Survey aims to understand how drug addicts have achieved successful recovery

A new European survey aimed at understanding how drug addicts have achieved successful recovery has been launched.

The Life in Recovery survey is part of the REC-Path project, which is investigating different types of recovery from drug addiction across four countries in Europe (England, Scotland, Belgium and Netherlands) in order to give policymakers a strong evidence base for making future policy and legislation related to drug addiction and recovery.

The project is being led by Sheffield Hallam University’s Helena Kennedy Centre for International Justice in partnership with Ghent University (Belgium), IVO Addiction (Netherlands), University of Manchester, University College Ghent, and is funded by the European Research Area Network on Illicit Drugs (ERANID).

The aim is to map and understand the successful routes people take to achieve recovery: mutual aid, peer-based support, residential and community treatment, specialist treatment, or through their own ‘natural recovery’. One of the key questions is whether men and women typically have different paths to recovery.

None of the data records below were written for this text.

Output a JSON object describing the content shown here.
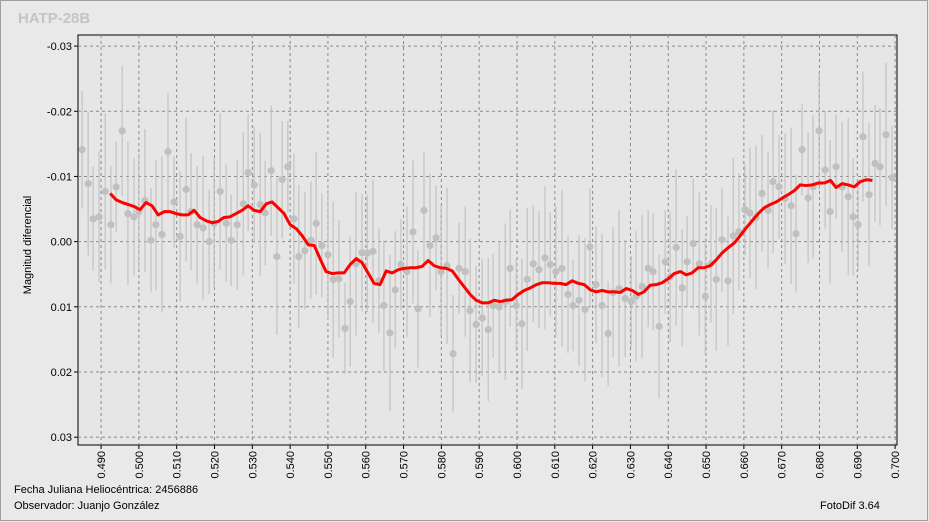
{
  "chart_data": {
    "type": "scatter",
    "title": "HATP-28B",
    "ylabel": "Magnitud diferencial",
    "annotations": [
      "Fecha Juliana Heliocéntrica: 2456886",
      "Observador: Juanjo González",
      "FotoDif 3.64"
    ],
    "xlim": [
      0.4839,
      0.7005
    ],
    "ylim": [
      -0.0317,
      0.0312
    ],
    "invert_y": true,
    "grid": true,
    "xticks": [
      {
        "value": 0.49,
        "label": "0.490"
      },
      {
        "value": 0.5,
        "label": "0.500"
      },
      {
        "value": 0.51,
        "label": "0.510"
      },
      {
        "value": 0.52,
        "label": "0.520"
      },
      {
        "value": 0.53,
        "label": "0.530"
      },
      {
        "value": 0.54,
        "label": "0.540"
      },
      {
        "value": 0.55,
        "label": "0.550"
      },
      {
        "value": 0.56,
        "label": "0.560"
      },
      {
        "value": 0.57,
        "label": "0.570"
      },
      {
        "value": 0.58,
        "label": "0.580"
      },
      {
        "value": 0.59,
        "label": "0.590"
      },
      {
        "value": 0.6,
        "label": "0.600"
      },
      {
        "value": 0.61,
        "label": "0.610"
      },
      {
        "value": 0.62,
        "label": "0.620"
      },
      {
        "value": 0.63,
        "label": "0.630"
      },
      {
        "value": 0.64,
        "label": "0.640"
      },
      {
        "value": 0.65,
        "label": "0.650"
      },
      {
        "value": 0.66,
        "label": "0.660"
      },
      {
        "value": 0.67,
        "label": "0.670"
      },
      {
        "value": 0.68,
        "label": "0.680"
      },
      {
        "value": 0.69,
        "label": "0.690"
      },
      {
        "value": 0.7,
        "label": "0.700"
      }
    ],
    "yticks": [
      -0.03,
      -0.02,
      -0.01,
      {
        "value": 0,
        "label": "0.00"
      },
      0.01,
      0.02,
      0.03
    ],
    "series": [
      {
        "type": "scatter",
        "color": "#c0c0c0",
        "x": [
          0.485,
          0.4866,
          0.4879,
          0.4895,
          0.4911,
          0.4926,
          0.494,
          0.4956,
          0.4971,
          0.4987,
          0.5,
          0.5016,
          0.5032,
          0.5045,
          0.5061,
          0.5077,
          0.5093,
          0.5109,
          0.5125,
          0.5138,
          0.5154,
          0.517,
          0.5186,
          0.5199,
          0.5215,
          0.5231,
          0.5244,
          0.526,
          0.5276,
          0.5289,
          0.5305,
          0.5321,
          0.5334,
          0.535,
          0.5365,
          0.5379,
          0.5394,
          0.541,
          0.5423,
          0.5439,
          0.5455,
          0.5469,
          0.5484,
          0.55,
          0.5514,
          0.5529,
          0.5545,
          0.5559,
          0.5574,
          0.559,
          0.5604,
          0.5619,
          0.5635,
          0.5648,
          0.5664,
          0.5678,
          0.5693,
          0.5709,
          0.5725,
          0.5738,
          0.5754,
          0.577,
          0.5786,
          0.5799,
          0.5815,
          0.5831,
          0.5847,
          0.5863,
          0.5876,
          0.5892,
          0.5908,
          0.5924,
          0.5937,
          0.5953,
          0.5969,
          0.5982,
          0.5998,
          0.6013,
          0.6027,
          0.6043,
          0.6058,
          0.6074,
          0.6088,
          0.6103,
          0.6119,
          0.6135,
          0.6148,
          0.6164,
          0.618,
          0.6193,
          0.6209,
          0.6225,
          0.6241,
          0.6254,
          0.627,
          0.6286,
          0.6302,
          0.6315,
          0.6331,
          0.6347,
          0.636,
          0.6376,
          0.6392,
          0.6405,
          0.6421,
          0.6437,
          0.645,
          0.6466,
          0.6482,
          0.6498,
          0.6513,
          0.6527,
          0.6542,
          0.6558,
          0.6572,
          0.6587,
          0.6603,
          0.6616,
          0.6632,
          0.6648,
          0.6664,
          0.6677,
          0.6693,
          0.6709,
          0.6725,
          0.6738,
          0.6754,
          0.677,
          0.6783,
          0.6799,
          0.6815,
          0.6828,
          0.6844,
          0.686,
          0.6876,
          0.6889,
          0.6902,
          0.6915,
          0.6931,
          0.6947,
          0.696,
          0.6976,
          0.6992
        ],
        "values": [
          -0.0141,
          -0.0089,
          -0.0035,
          -0.0038,
          -0.0077,
          -0.0026,
          -0.0084,
          -0.017,
          -0.0043,
          -0.0038,
          -0.0046,
          -0.0063,
          -0.0002,
          -0.0026,
          -0.0011,
          -0.0138,
          -0.0061,
          -0.0008,
          -0.008,
          -0.0046,
          -0.0026,
          -0.0021,
          0,
          -0.0028,
          -0.0077,
          -0.0028,
          -0.0002,
          -0.0026,
          -0.0058,
          -0.0106,
          -0.0087,
          -0.0057,
          -0.0044,
          -0.0109,
          0.0023,
          -0.0095,
          -0.0115,
          -0.0035,
          0.0023,
          0.0014,
          -0.0002,
          -0.0028,
          0.0006,
          0.002,
          0.0058,
          0.0057,
          0.0133,
          0.0092,
          0.0034,
          0.0017,
          0.0018,
          0.0015,
          0.006,
          0.0098,
          0.014,
          0.0074,
          0.0035,
          0.0046,
          -0.0015,
          0.0103,
          -0.0048,
          0.0006,
          -0.0006,
          0.0046,
          0.0037,
          0.0172,
          0.0041,
          0.0046,
          0.0106,
          0.0127,
          0.0117,
          0.0135,
          0.0098,
          0.01,
          0.0092,
          0.0041,
          0.0098,
          0.0126,
          0.0058,
          0.0034,
          0.0043,
          0.0025,
          0.0035,
          0.0046,
          0.0041,
          0.0081,
          0.0098,
          0.009,
          0.0104,
          0.0008,
          0.0066,
          0.0098,
          0.0141,
          0.0078,
          0.0072,
          0.0087,
          0.0092,
          0.0084,
          0.0069,
          0.0041,
          0.0046,
          0.013,
          0.0031,
          0.0054,
          0.0009,
          0.0071,
          0.0031,
          0.0003,
          0.0034,
          0.0084,
          0.0034,
          0.0058,
          -0.0003,
          0.006,
          -0.0009,
          -0.0015,
          -0.0049,
          -0.0044,
          -0.0037,
          -0.0074,
          -0.0048,
          -0.0092,
          -0.0084,
          -0.0066,
          -0.0055,
          -0.0012,
          -0.0141,
          -0.0067,
          -0.0084,
          -0.017,
          -0.011,
          -0.0046,
          -0.0115,
          -0.0084,
          -0.0069,
          -0.0038,
          -0.0026,
          -0.0161,
          -0.0072,
          -0.012,
          -0.0115,
          -0.0164,
          -0.0098
        ],
        "errors": [
          0.009,
          0.011,
          0.008,
          0.01,
          0.012,
          0.009,
          0.007,
          0.01,
          0.011,
          0.009,
          0.009,
          0.011,
          0.008,
          0.01,
          0.012,
          0.009,
          0.007,
          0.01,
          0.011,
          0.009,
          0.009,
          0.011,
          0.008,
          0.01,
          0.012,
          0.009,
          0.007,
          0.01,
          0.011,
          0.009,
          0.009,
          0.011,
          0.008,
          0.01,
          0.012,
          0.009,
          0.007,
          0.01,
          0.011,
          0.009,
          0.009,
          0.011,
          0.008,
          0.01,
          0.012,
          0.009,
          0.007,
          0.01,
          0.011,
          0.009,
          0.009,
          0.011,
          0.008,
          0.01,
          0.012,
          0.009,
          0.007,
          0.01,
          0.011,
          0.009,
          0.009,
          0.011,
          0.008,
          0.01,
          0.012,
          0.009,
          0.007,
          0.01,
          0.011,
          0.009,
          0.009,
          0.011,
          0.008,
          0.01,
          0.012,
          0.009,
          0.007,
          0.01,
          0.011,
          0.009,
          0.009,
          0.011,
          0.008,
          0.01,
          0.012,
          0.009,
          0.007,
          0.01,
          0.011,
          0.009,
          0.009,
          0.011,
          0.008,
          0.01,
          0.012,
          0.009,
          0.007,
          0.01,
          0.011,
          0.009,
          0.009,
          0.011,
          0.008,
          0.01,
          0.012,
          0.009,
          0.007,
          0.01,
          0.011,
          0.009,
          0.009,
          0.011,
          0.008,
          0.01,
          0.012,
          0.009,
          0.007,
          0.01,
          0.011,
          0.009,
          0.009,
          0.011,
          0.008,
          0.01,
          0.012,
          0.009,
          0.007,
          0.01,
          0.011,
          0.009,
          0.009,
          0.011,
          0.008,
          0.01,
          0.012,
          0.009,
          0.007,
          0.01,
          0.011,
          0.009,
          0.009,
          0.011,
          0.008
        ]
      },
      {
        "type": "line",
        "color": "#ff0000",
        "x": [
          0.4924,
          0.494,
          0.4956,
          0.4971,
          0.4987,
          0.5003,
          0.5019,
          0.5035,
          0.5051,
          0.5067,
          0.5083,
          0.5098,
          0.5114,
          0.513,
          0.5146,
          0.5162,
          0.5178,
          0.5194,
          0.521,
          0.5225,
          0.5241,
          0.5257,
          0.5273,
          0.5289,
          0.5305,
          0.5321,
          0.5337,
          0.5352,
          0.5368,
          0.5384,
          0.54,
          0.5416,
          0.5432,
          0.5448,
          0.5464,
          0.5479,
          0.5495,
          0.5511,
          0.5527,
          0.5543,
          0.5559,
          0.5575,
          0.559,
          0.5606,
          0.5622,
          0.5638,
          0.5654,
          0.567,
          0.5686,
          0.5702,
          0.5717,
          0.5733,
          0.5749,
          0.5765,
          0.5781,
          0.5797,
          0.5813,
          0.5829,
          0.5844,
          0.586,
          0.5876,
          0.5892,
          0.5908,
          0.5924,
          0.594,
          0.5956,
          0.5971,
          0.5987,
          0.6003,
          0.6019,
          0.6035,
          0.6051,
          0.6067,
          0.6082,
          0.6098,
          0.6114,
          0.613,
          0.6146,
          0.6162,
          0.6178,
          0.6194,
          0.6209,
          0.6225,
          0.6241,
          0.6257,
          0.6273,
          0.6289,
          0.6305,
          0.6321,
          0.6336,
          0.6352,
          0.6368,
          0.6384,
          0.64,
          0.6416,
          0.6432,
          0.6448,
          0.6463,
          0.6479,
          0.6495,
          0.6511,
          0.6527,
          0.6543,
          0.6559,
          0.6575,
          0.659,
          0.6606,
          0.6622,
          0.6638,
          0.6654,
          0.667,
          0.6686,
          0.6702,
          0.6717,
          0.6733,
          0.6749,
          0.6765,
          0.6781,
          0.6797,
          0.6813,
          0.6829,
          0.6844,
          0.686,
          0.6876,
          0.6892,
          0.6908,
          0.6924,
          0.694
        ],
        "values": [
          -0.0074,
          -0.0064,
          -0.006,
          -0.0057,
          -0.0054,
          -0.0049,
          -0.006,
          -0.0055,
          -0.0041,
          -0.0046,
          -0.0046,
          -0.0043,
          -0.0041,
          -0.0041,
          -0.0048,
          -0.0037,
          -0.0032,
          -0.0029,
          -0.0031,
          -0.0037,
          -0.0038,
          -0.0043,
          -0.0048,
          -0.0055,
          -0.0048,
          -0.0046,
          -0.0058,
          -0.0061,
          -0.0052,
          -0.0043,
          -0.0026,
          -0.002,
          -0.0009,
          0.0005,
          0.0006,
          0.0026,
          0.0046,
          0.0049,
          0.0048,
          0.0048,
          0.0035,
          0.0026,
          0.0032,
          0.0048,
          0.0064,
          0.0066,
          0.0045,
          0.0048,
          0.0043,
          0.0041,
          0.004,
          0.004,
          0.0038,
          0.0029,
          0.0037,
          0.004,
          0.0041,
          0.0045,
          0.0057,
          0.0069,
          0.0081,
          0.009,
          0.0094,
          0.0094,
          0.009,
          0.0092,
          0.009,
          0.0089,
          0.0081,
          0.0075,
          0.0071,
          0.0066,
          0.0063,
          0.0063,
          0.0064,
          0.0064,
          0.0066,
          0.006,
          0.0064,
          0.0066,
          0.0074,
          0.0077,
          0.0075,
          0.0077,
          0.0077,
          0.0078,
          0.0072,
          0.0075,
          0.0081,
          0.0077,
          0.0067,
          0.0066,
          0.0063,
          0.0057,
          0.0049,
          0.0046,
          0.0051,
          0.0048,
          0.004,
          0.004,
          0.0037,
          0.0028,
          0.0017,
          0.0009,
          0.0002,
          -0.0009,
          -0.0021,
          -0.0032,
          -0.0043,
          -0.0052,
          -0.0057,
          -0.0061,
          -0.0067,
          -0.0072,
          -0.0078,
          -0.0087,
          -0.0086,
          -0.0087,
          -0.009,
          -0.009,
          -0.0094,
          -0.0083,
          -0.0089,
          -0.0087,
          -0.0084,
          -0.0092,
          -0.0095,
          -0.0094
        ]
      }
    ]
  }
}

The online survey, which is hoping to receive thousands of responses across the four countries, is open to people who consider themselves to be in recovery from addiction, or have not used illicit drugs problematically for at least three months. The results of the survey and potential implications on policy are expected to be announced in early 2019.

The research team is asking those who have regular contact with people in recovery (GPs, social workers, substance misuse workers, counsellors) to share the survey with their networks through social media, email, digital media, posters and in person.

World-renowned recovery expert, Professor David Best, who is the lead for the project, hopes that investigating different kinds of recovery pathways in the four countries will show that former addicts can have healthy futures.

Professor Best said: ‘More than half of addicts manage to kick drugs permanently. This survey will allow us to investigate how they do it and how we can best support them.

“The study will focus mainly on identifying successful pathways to recovery and how the available options to support recovery are combined. We assume a ‘strength-based recovery model’ in which all kinds of professional therapy and peer-based models support each other, through building strengths and reintegrating into communities. 

“Quitting in itself is not enough. It is possible to overcome an addiction but it needs sustaining support from society. Stable recovery also depends on employment, housing, friendships and quality of life.”

The REC-Path survey was launched at a special event at Sheffield Hallam University, attended by policy advisers, commissioners, recovery specialists, researchers and people in recovery from across Europe.